Research Environment funded by the Swedish Research Council VR
09 Mar 2023: New paper out by the Hanrieder Group: Correlative Chemical Imaging and Spatial Chemometrics Delineate Alzheimer Plaque Heterogeneity at High Spatial Resolution. Link
03 Mar 2023: Open Postdoc positions in Translational Neurochemistry out. We are looking for a Postdoc to work within our Cascade network at Gothenburg University. Link to Application
01 Feb 2023: New paper out: Ganglioside GM3 stimulates lipid-protein co-assembly in α-synuclein amyloid formation. Link
19 Nov 2022: New peer out on amyloid imaging in human brain tissue. Chemical traits of cerebral amyloid angiopathy in familial British‐, Danish‐, and non‐Alzheimerʼs dementias. Link
23 Feb 2022: New collaborative paper out. Amyloid-β peptide 37, 38 and 40 individually and cooperatively inhibit amyloid-β 42 aggregation. Link
The research environment is built on a collaboration between scientists in biophysical chemistry and neurochemistry located at Lund University and the University of Gothenburg.

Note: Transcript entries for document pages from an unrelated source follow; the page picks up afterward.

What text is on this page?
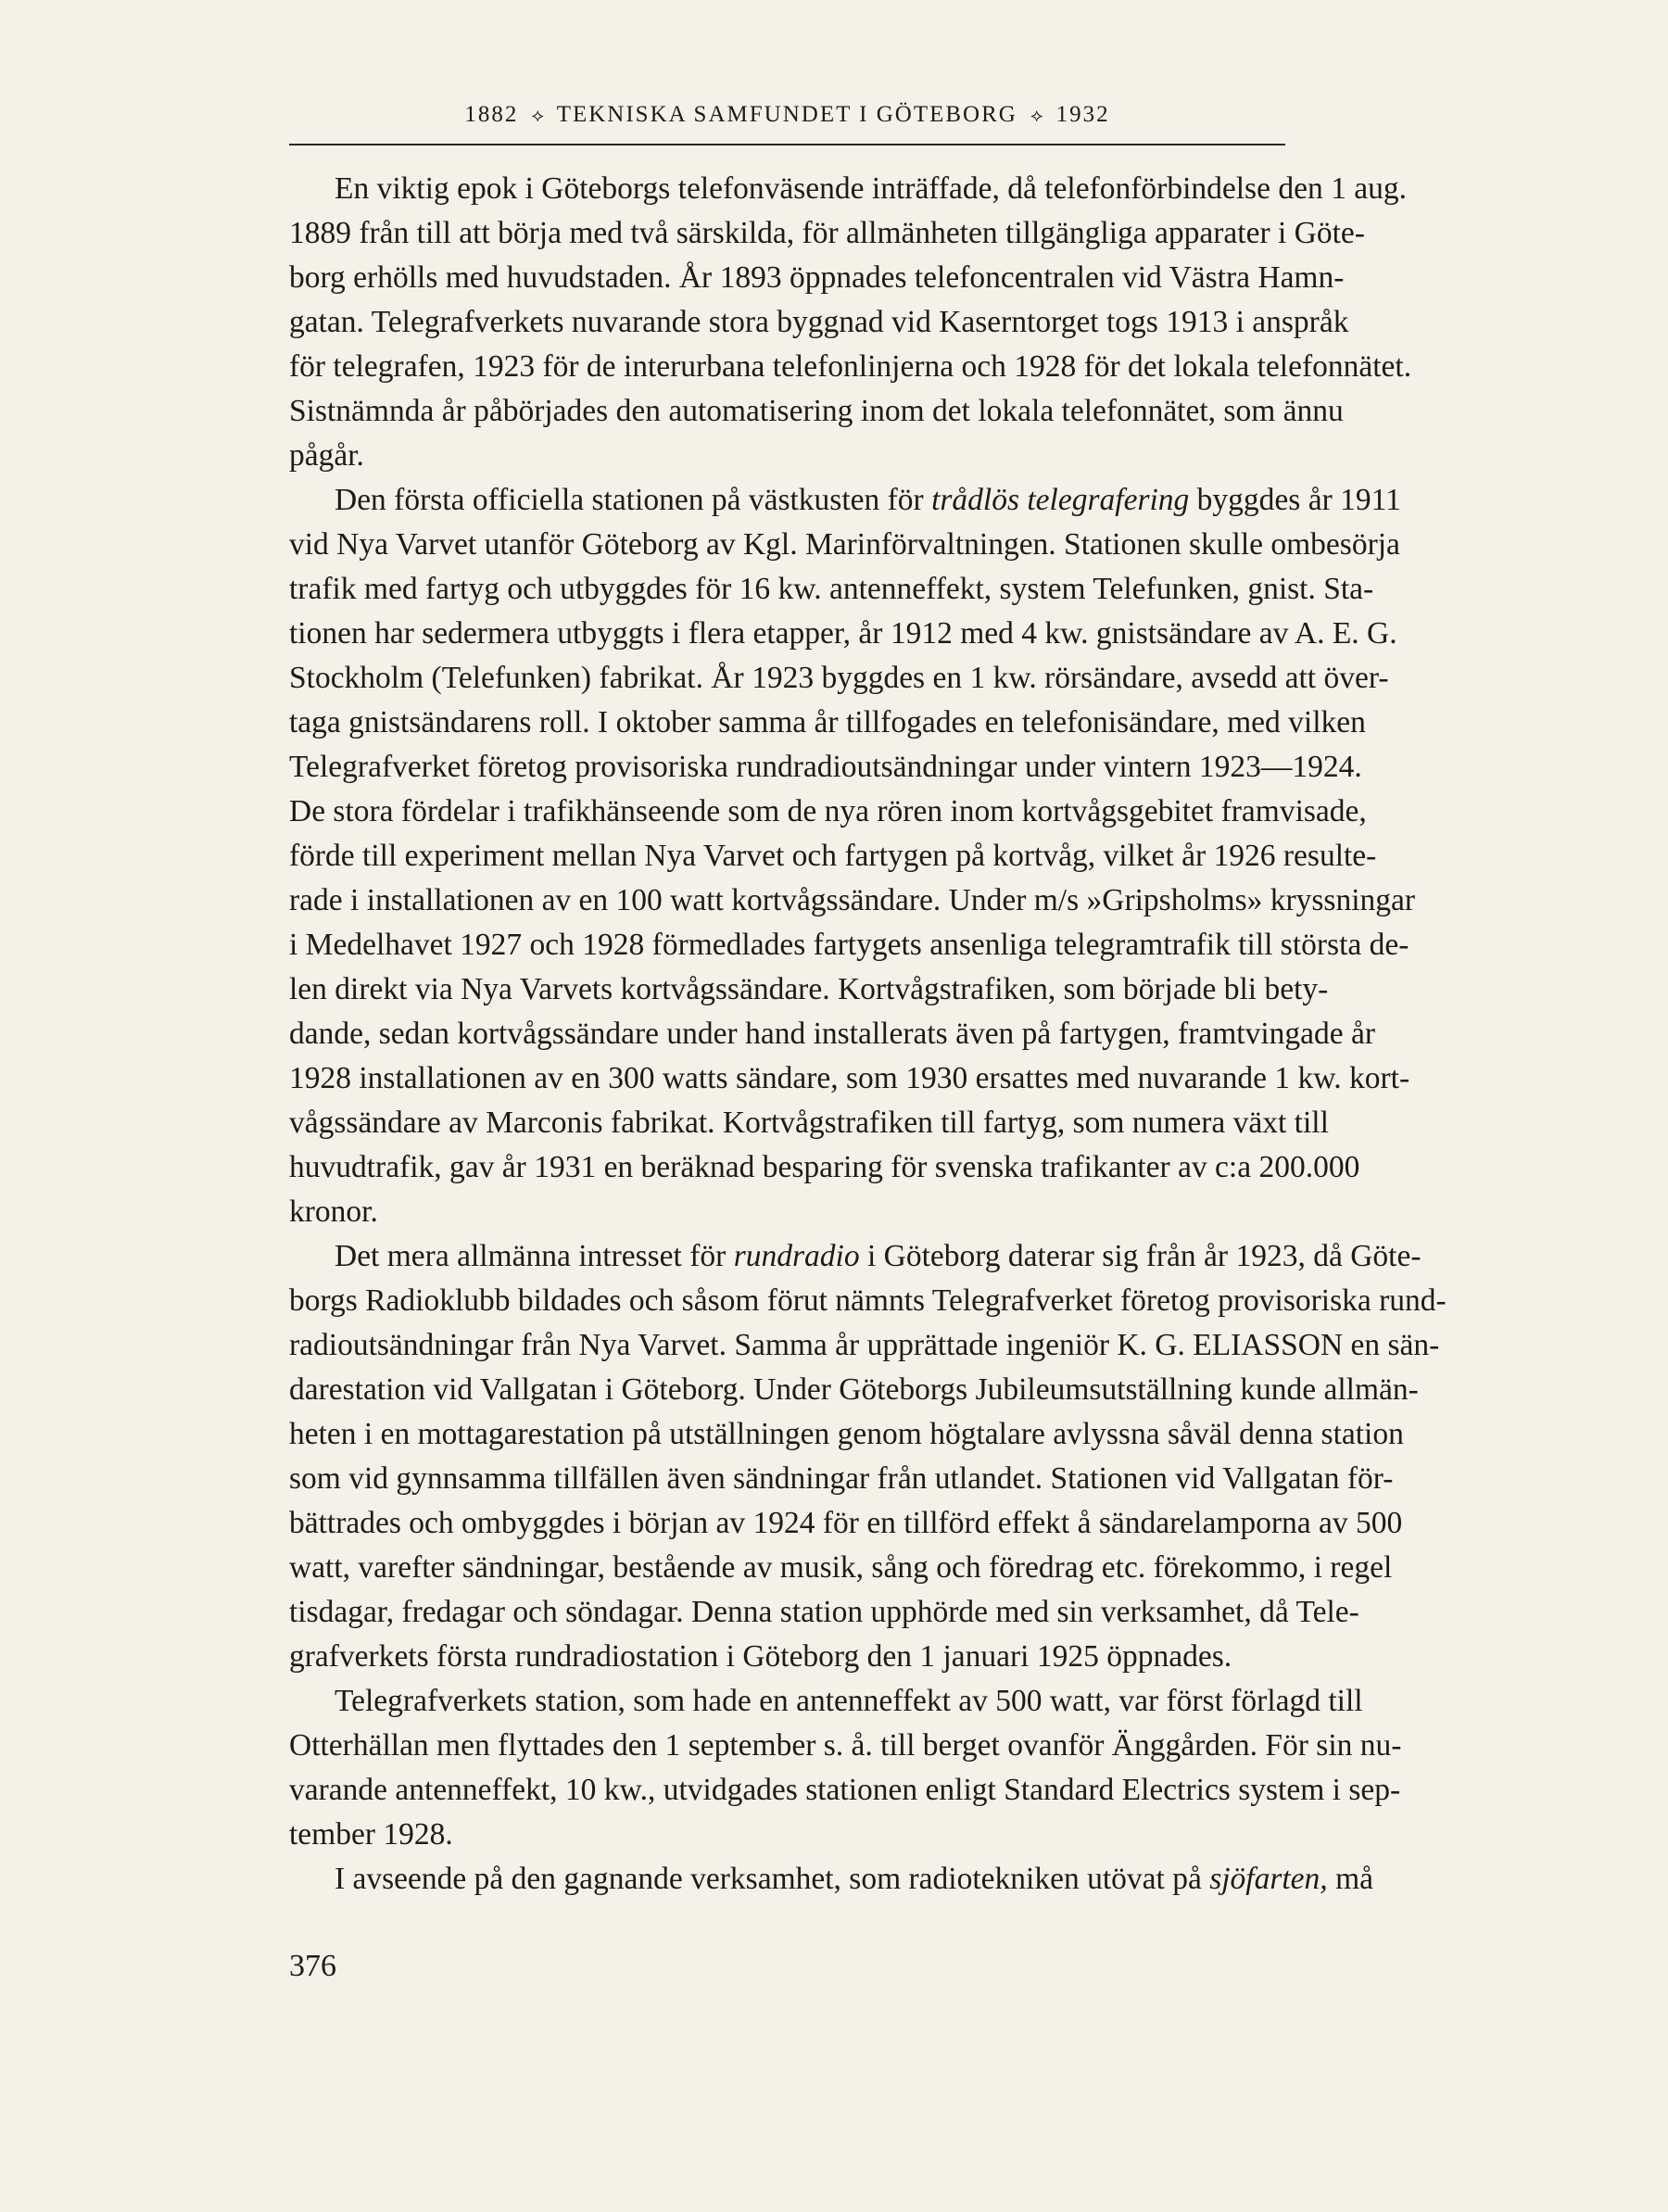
1882 ⟡ TEKNISKA SAMFUNDET I GÖTEBORG ⟡ 1932
En viktig epok i Göteborgs telefonväsende inträffade, då telefonförbindelse den 1 aug.
1889 från till att börja med två särskilda, för allmänheten tillgängliga apparater i Göte-
borg erhölls med huvudstaden. År 1893 öppnades telefoncentralen vid Västra Hamn-
gatan. Telegrafverkets nuvarande stora byggnad vid Kaserntorget togs 1913 i anspråk
för telegrafen, 1923 för de interurbana telefonlinjerna och 1928 för det lokala telefonnätet.
Sistnämnda år påbörjades den automatisering inom det lokala telefonnätet, som ännu
pågår.
Den första officiella stationen på västkusten för trådlös telegrafering byggdes år 1911
vid Nya Varvet utanför Göteborg av Kgl. Marinförvaltningen. Stationen skulle ombesörja
trafik med fartyg och utbyggdes för 16 kw. antenneffekt, system Telefunken, gnist. Sta-
tionen har sedermera utbyggts i flera etapper, år 1912 med 4 kw. gnistsändare av A. E. G.
Stockholm (Telefunken) fabrikat. År 1923 byggdes en 1 kw. rörsändare, avsedd att över-
taga gnistsändarens roll. I oktober samma år tillfogades en telefonisändare, med vilken
Telegrafverket företog provisoriska rundradioutsändningar under vintern 1923—1924.
De stora fördelar i trafikhänseende som de nya rören inom kortvågsgebitet framvisade,
förde till experiment mellan Nya Varvet och fartygen på kortvåg, vilket år 1926 resulte-
rade i installationen av en 100 watt kortvågssändare. Under m/s »Gripsholms» kryssningar
i Medelhavet 1927 och 1928 förmedlades fartygets ansenliga telegramtrafik till största de-
len direkt via Nya Varvets kortvågssändare. Kortvågstrafiken, som började bli bety-
dande, sedan kortvågssändare under hand installerats även på fartygen, framtvingade år
1928 installationen av en 300 watts sändare, som 1930 ersattes med nuvarande 1 kw. kort-
vågssändare av Marconis fabrikat. Kortvågstrafiken till fartyg, som numera växt till
huvudtrafik, gav år 1931 en beräknad besparing för svenska trafikanter av c:a 200.000
kronor.
Det mera allmänna intresset för rundradio i Göteborg daterar sig från år 1923, då Göte-
borgs Radioklubb bildades och såsom förut nämnts Telegrafverket företog provisoriska rund-
radioutsändningar från Nya Varvet. Samma år upprättade ingeniör K. G. ELIASSON en sän-
darestation vid Vallgatan i Göteborg. Under Göteborgs Jubileumsutställning kunde allmän-
heten i en mottagarestation på utställningen genom högtalare avlyssna såväl denna station
som vid gynnsamma tillfällen även sändningar från utlandet. Stationen vid Vallgatan för-
bättrades och ombyggdes i början av 1924 för en tillförd effekt å sändarelamporna av 500
watt, varefter sändningar, bestående av musik, sång och föredrag etc. förekommo, i regel
tisdagar, fredagar och söndagar. Denna station upphörde med sin verksamhet, då Tele-
grafverkets första rundradiostation i Göteborg den 1 januari 1925 öppnades.
Telegrafverkets station, som hade en antenneffekt av 500 watt, var först förlagd till
Otterhällan men flyttades den 1 september s. å. till berget ovanför Änggården. För sin nu-
varande antenneffekt, 10 kw., utvidgades stationen enligt Standard Electrics system i sep-
tember 1928.
I avseende på den gagnande verksamhet, som radiotekniken utövat på sjöfarten, må
376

Emma Sparr, Physical Chemistry, Lund University
Jörg Hanrieder, Analytical Neurochemistry, University of Gothenburg
Sara Linse, Biochemistry, Lund University
Henrik Zetterberg, Clinical Neurochemistry, University of Gothenburg
The CASCADE research consortium builds on a number of key questions that can only be addressed through cross-disciplinary efforts. It is important to highlight that these questions are of high scientific interest from the perspectives of all participating scientists, meaning that the project is built on common drives to find an answer to these questions. The research team behind this application comes from strong cultures of collaboration; all have experience of working together with scientists from other fields with the ability and intension to work towards a common goal.
The molecular events leading to Alzheimer’s disease (AD) are largely unknown, in spite of this being one of the most examined questions in modern biomolecular research. This means that new angles are needed. Here we propose one new approach rooted in a physicochemical and molecular framework considering protein solubility, solubilization and modification, as well as protein-lipid interactions, which we place in context together with molecular neurochemistry insights on in vivo aggregation dynamics, plaque maturation and synaptic changes upon disease progress.
The goal is to answer the following scientific questions:
1) Is decreased solubility of amyloid β (Aβ) peptide a cause or a consequence of AD?
2) Is the gain of Aβ toxicity in AD caused by changes in the composition and molecular environment of structurally distinct amyloid plaques?
3) How does the structural conformation of Aβ aggregates relate to Aβ toxicity?
These questions are addressed through a concertated research effort involving advanced in vitro and in situ experiments using state of the technologies, including imaging mass spectrometry and solid-state NMR.
We combine top-down and bottom-up approaches to study molecular mechanisms behind amyloid composition, deposition and toxicity, which processes are a cause or consequence of the pathophysiological changes during AD onset and progression. This requires studies of relevant biological samples with complex composition as well as model systems with well-defined compositions.